Dans l'analyse univariée de Kawai et al., les femmes âgées de plus de 30 ans avec une tumeur située dans une extrémité et une taille de tumeur inférieure à 5 cm ont montré un meilleur taux de survie sans progression à 5 ans [16].

Le taux de survie globale à 5 ans, en cas de sarcome à cellules claires avec présence de métastases ganglionnaires, varie entre 40% et 68% [8, 12-16].

La technique de biopsie du ganglion sentinelle dans le sarcome à cellules claires a été rapportée dans le but de classer la maladie avec précision et de suggérer un curage ganglionnaire si le résultat est positif. Cependant, le bénéfice de cette procédure nécessite encore la validation par des études plus poussées dont la réalisation serait difficile en raison de la rareté de la tumeur [18, 19].

Le traitement multimodal incluant la radiothérapie préopératoire ou postopératoire et la chimiothérapie est devenu le moyen conventionnel du traitement de la plupart des tumeurs malignes.

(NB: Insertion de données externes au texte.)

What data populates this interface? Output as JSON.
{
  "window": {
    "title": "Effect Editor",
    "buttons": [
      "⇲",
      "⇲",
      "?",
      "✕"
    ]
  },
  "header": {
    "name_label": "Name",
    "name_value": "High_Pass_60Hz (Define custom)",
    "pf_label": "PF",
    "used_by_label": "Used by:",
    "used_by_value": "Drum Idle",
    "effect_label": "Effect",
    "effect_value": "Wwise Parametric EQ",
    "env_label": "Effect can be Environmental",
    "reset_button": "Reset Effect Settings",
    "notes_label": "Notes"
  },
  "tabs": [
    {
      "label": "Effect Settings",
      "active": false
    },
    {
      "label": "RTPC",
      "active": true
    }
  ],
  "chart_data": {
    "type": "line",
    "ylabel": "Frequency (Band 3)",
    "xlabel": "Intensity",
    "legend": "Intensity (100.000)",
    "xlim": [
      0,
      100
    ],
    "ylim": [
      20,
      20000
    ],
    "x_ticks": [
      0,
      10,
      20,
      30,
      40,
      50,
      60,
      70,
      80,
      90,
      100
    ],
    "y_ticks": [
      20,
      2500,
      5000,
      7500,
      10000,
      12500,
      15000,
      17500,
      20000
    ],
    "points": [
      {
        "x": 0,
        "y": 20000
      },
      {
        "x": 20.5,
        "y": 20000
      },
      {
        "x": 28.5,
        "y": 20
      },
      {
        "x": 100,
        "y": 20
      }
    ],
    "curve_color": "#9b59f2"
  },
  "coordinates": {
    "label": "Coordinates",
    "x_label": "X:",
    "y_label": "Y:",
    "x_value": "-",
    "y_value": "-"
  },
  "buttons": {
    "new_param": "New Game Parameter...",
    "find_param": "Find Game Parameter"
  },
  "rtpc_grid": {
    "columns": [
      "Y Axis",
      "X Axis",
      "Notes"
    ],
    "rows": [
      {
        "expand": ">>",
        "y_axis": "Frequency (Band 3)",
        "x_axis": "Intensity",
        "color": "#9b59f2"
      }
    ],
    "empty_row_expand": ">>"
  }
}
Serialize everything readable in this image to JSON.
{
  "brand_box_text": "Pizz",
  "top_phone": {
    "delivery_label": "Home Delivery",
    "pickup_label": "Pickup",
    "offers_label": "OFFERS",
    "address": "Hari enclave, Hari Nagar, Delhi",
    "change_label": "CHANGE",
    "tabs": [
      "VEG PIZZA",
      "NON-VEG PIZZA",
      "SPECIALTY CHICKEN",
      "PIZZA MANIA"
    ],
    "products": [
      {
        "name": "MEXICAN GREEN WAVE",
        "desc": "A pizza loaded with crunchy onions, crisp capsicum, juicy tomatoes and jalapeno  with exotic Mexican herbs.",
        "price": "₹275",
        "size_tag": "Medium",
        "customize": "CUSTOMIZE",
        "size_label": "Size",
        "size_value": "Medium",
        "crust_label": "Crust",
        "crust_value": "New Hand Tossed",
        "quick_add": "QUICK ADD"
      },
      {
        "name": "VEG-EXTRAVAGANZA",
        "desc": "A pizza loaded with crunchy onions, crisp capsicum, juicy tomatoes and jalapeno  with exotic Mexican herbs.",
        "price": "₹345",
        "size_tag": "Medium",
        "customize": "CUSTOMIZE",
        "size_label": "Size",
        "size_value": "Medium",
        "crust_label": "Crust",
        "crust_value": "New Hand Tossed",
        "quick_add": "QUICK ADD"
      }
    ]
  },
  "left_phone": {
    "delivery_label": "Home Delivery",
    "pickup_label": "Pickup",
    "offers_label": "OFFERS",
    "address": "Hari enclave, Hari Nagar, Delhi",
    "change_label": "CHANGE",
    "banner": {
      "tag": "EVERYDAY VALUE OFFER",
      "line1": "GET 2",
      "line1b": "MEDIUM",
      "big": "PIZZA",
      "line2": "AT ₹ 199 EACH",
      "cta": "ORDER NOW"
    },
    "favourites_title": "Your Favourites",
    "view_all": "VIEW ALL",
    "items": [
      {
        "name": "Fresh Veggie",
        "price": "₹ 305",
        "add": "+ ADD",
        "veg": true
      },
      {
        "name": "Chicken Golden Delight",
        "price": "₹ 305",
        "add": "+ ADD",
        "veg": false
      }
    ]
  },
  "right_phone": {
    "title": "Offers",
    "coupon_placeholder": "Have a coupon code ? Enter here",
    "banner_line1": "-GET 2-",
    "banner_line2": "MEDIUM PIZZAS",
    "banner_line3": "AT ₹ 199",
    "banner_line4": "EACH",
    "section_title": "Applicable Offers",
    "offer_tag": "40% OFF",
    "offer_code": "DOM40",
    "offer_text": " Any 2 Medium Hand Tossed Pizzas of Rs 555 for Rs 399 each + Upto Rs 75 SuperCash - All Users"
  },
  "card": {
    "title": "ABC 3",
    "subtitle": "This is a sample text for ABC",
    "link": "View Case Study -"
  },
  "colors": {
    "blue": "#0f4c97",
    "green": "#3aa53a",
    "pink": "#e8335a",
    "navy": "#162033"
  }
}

Cependant, l'effet de la radiothérapie et de la chimiothérapie sur les sarcomes à cellules claires, n'est pas encore élucidé [20].

La radiothérapie adjuvante a été utilisée dans la plupart des séries, vraisemblablement en raison des similitudes du sarcome à cellules claires avec les autres sarcomes des tissus mous et de l’apport non encore suffisamment démontré de la chimiothérapie en matière de survie [1]. Étant donné la probabilité que le comportement du sarcome à cellules claires soit différent d’un sarcome des tissus mous typique, et vu les découvertes récentes concernant le profil d'expression génique, l’approche multimodale nécessiterait ainsi une remise en question.

D’autres modalités thérapeutiques ont été proposées dont la perfusion du membre isolé, qui s'est révélée utile dans le sarcome, le mélanome, et dans le contexte d'une maladie incontrôlée au niveau d’une extrémité, afin d’administrer des doses élevées de chimiothérapie à base de TNF et de permettre la conservation de membres [17, 18].

Conclusion

La fréquence élevée des récidives locales et de maladie métastatique exige un suivi clinique étroit des patients atteints de SCC. La survenue de récidives très tardives (> 10 ans) est fréquente, ce qui pourrait conduire à la surestimation des résultats de survie à 5 ans. Les calendriers de suivi devraient ainsi en tenir compte.

La chimiothérapie peut être mieux évaluée avec la possibilité de traitement de cette entité par des drogues spécifiques. Le progrès de la biologie moléculaire promet une meilleure compréhension de la physiopathologie permettant ainsi un enrichissement de l’arsenal thérapeutique.